Par ailleurs, la quantité phénoménale de célébrités impliquées dans cette secte frôle le surréel, autre élément ajoutant à l’attrait du reportage. Celui-ci tombe à point nommé au moment où Allison Mack, connue pour son rôle de Chloe Sullivan dans Smallville de 2001 à 2011, a été condamnée à trois ans de prison en juin dernier pour sa participation à la secte DOS, liée à NXIVM.



NXIVM : sexe, mensonges et manipulations — L’accroche
Télé-Québec, le 2 août, 20 h
 

Discriminée, presque tuée

Ce reportage en deux parties vise àraconter la triste histoire de Moka Dawkins, une travailleuse du sexe trans qui a été emprisonnée pour homicide involontaire. Le documentaire souhaite aussi mettre en lumière les difficultés auxquelles doivent quotidiennement faire face les travailleuses du sexe ainsi que la communauté LGBTQ+.

Entre les reconstitutions sanglantes et les témoignages emplis d’émotions de Moka, difficile de ne pas visualiser la scène. C’est la nuit à Toronto en 2015 et l’ancienne Montréalaise est appelée par un client habituel à qui elle décide de rendre visite. Celui-ci devient violent et l’agresse à l’arme blanche. Moka réussit à s’emparer de l’arme et réplique, ce qui lui vaudra par la suite une condamnation et plusieurs années de prison.

Bien que l’histoire de cette femme trans ne prenne que quelques minutes à lire sur la Toile, son récit vidéo ponctué de commentaires, de témoignages et de statistiques troublantes vaut la peine qu’on s’y attarde. Loin d’être léger, ce reportage se sert de l’histoire de Moka afin de dévoiler la terrible discrimination (transphobie et putophobie) qui règne dans nos institutions tout comme dans nos rues.

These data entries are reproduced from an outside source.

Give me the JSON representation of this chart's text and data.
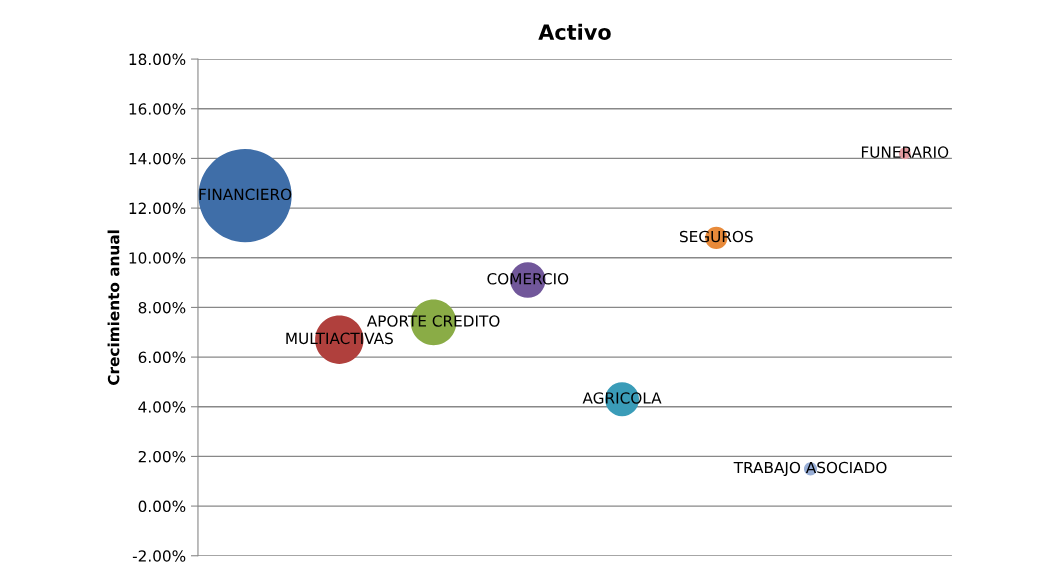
{
  "chart_data": {
    "type": "bubble",
    "title": "Activo",
    "ylabel": "Crecimiento anual",
    "categories": [
      null,
      null,
      null,
      null,
      null,
      null,
      null,
      null
    ],
    "series": [
      {
        "name": "FINANCIERO",
        "color": "#3f6ea8",
        "values": [
          12.5,
          null,
          null,
          null,
          null,
          null,
          null,
          null
        ],
        "sizes": [
          1,
          null,
          null,
          null,
          null,
          null,
          null,
          null
        ]
      },
      {
        "name": "MULTIACTIVAS",
        "color": "#b0403d",
        "values": [
          null,
          6.7,
          null,
          null,
          null,
          null,
          null,
          null
        ],
        "sizes": [
          null,
          0.27,
          null,
          null,
          null,
          null,
          null,
          null
        ]
      },
      {
        "name": "APORTE CREDITO",
        "color": "#8aac46",
        "values": [
          null,
          null,
          7.4,
          null,
          null,
          null,
          null,
          null
        ],
        "sizes": [
          null,
          null,
          0.24,
          null,
          null,
          null,
          null,
          null
        ]
      },
      {
        "name": "COMERCIO",
        "color": "#71579a",
        "values": [
          null,
          null,
          null,
          9.1,
          null,
          null,
          null,
          null
        ],
        "sizes": [
          null,
          null,
          null,
          0.145,
          null,
          null,
          null,
          null
        ]
      },
      {
        "name": "AGRICOLA",
        "color": "#3a9cb8",
        "values": [
          null,
          null,
          null,
          null,
          4.3,
          null,
          null,
          null
        ],
        "sizes": [
          null,
          null,
          null,
          null,
          0.133,
          null,
          null,
          null
        ]
      },
      {
        "name": "SEGUROS",
        "color": "#e88a3a",
        "values": [
          null,
          null,
          null,
          null,
          null,
          10.8,
          null,
          null
        ],
        "sizes": [
          null,
          null,
          null,
          null,
          null,
          0.057,
          null,
          null
        ]
      },
      {
        "name": "TRABAJO ASOCIADO",
        "color": "#98aed6",
        "values": [
          null,
          null,
          null,
          null,
          null,
          null,
          1.5,
          null
        ],
        "sizes": [
          null,
          null,
          null,
          null,
          null,
          null,
          0.02,
          null
        ]
      },
      {
        "name": "FUNERARIO",
        "color": "#e39ba0",
        "values": [
          null,
          null,
          null,
          null,
          null,
          null,
          null,
          14.2
        ],
        "sizes": [
          null,
          null,
          null,
          null,
          null,
          null,
          null,
          0.016
        ]
      }
    ],
    "ylim": [
      -2,
      18
    ],
    "yticks": [
      {
        "value": -2,
        "label": "-2.00%"
      },
      {
        "value": 0,
        "label": "0.00%"
      },
      {
        "value": 2,
        "label": "2.00%"
      },
      {
        "value": 4,
        "label": "4.00%"
      },
      {
        "value": 6,
        "label": "6.00%"
      },
      {
        "value": 8,
        "label": "8.00%"
      },
      {
        "value": 10,
        "label": "10.00%"
      },
      {
        "value": 12,
        "label": "12.00%"
      },
      {
        "value": 14,
        "label": "14.00%"
      },
      {
        "value": 16,
        "label": "16.00%"
      },
      {
        "value": 18,
        "label": "18.00%"
      }
    ],
    "grid": "y",
    "legend": false
  }
}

Un douloureux rappel que l’équité est loin d’être atteinte et que la haine coûte la vie à de trop nombreuses personnes.



Meurtres improbables : survivre de justesse, partie 1
RDI, le 2 août, 20 h (Partie 2 le 9 août)

À ne pas manquer

Six décennies en 109 minutes
 

L’acteur américain Val Kilmer, notamment connu pour ses rôles principaux dans Top Gun (1986) et Batman à jamais (1995), a récemment décidé qu’était venu le temps de raconter son histoire. Après un combat contre un cancer du larynx diagnostiqué en 2015, l’interprète de Bruce Wayne a sorti de ses vieilles boîtes plus de 40 ans d’archives. Comme il a désormais d’énormes difficultés vocales, son fils narre l’œuvre qui retrace sa vie, de ses plus jeunes années jusqu’à aujourd’hui.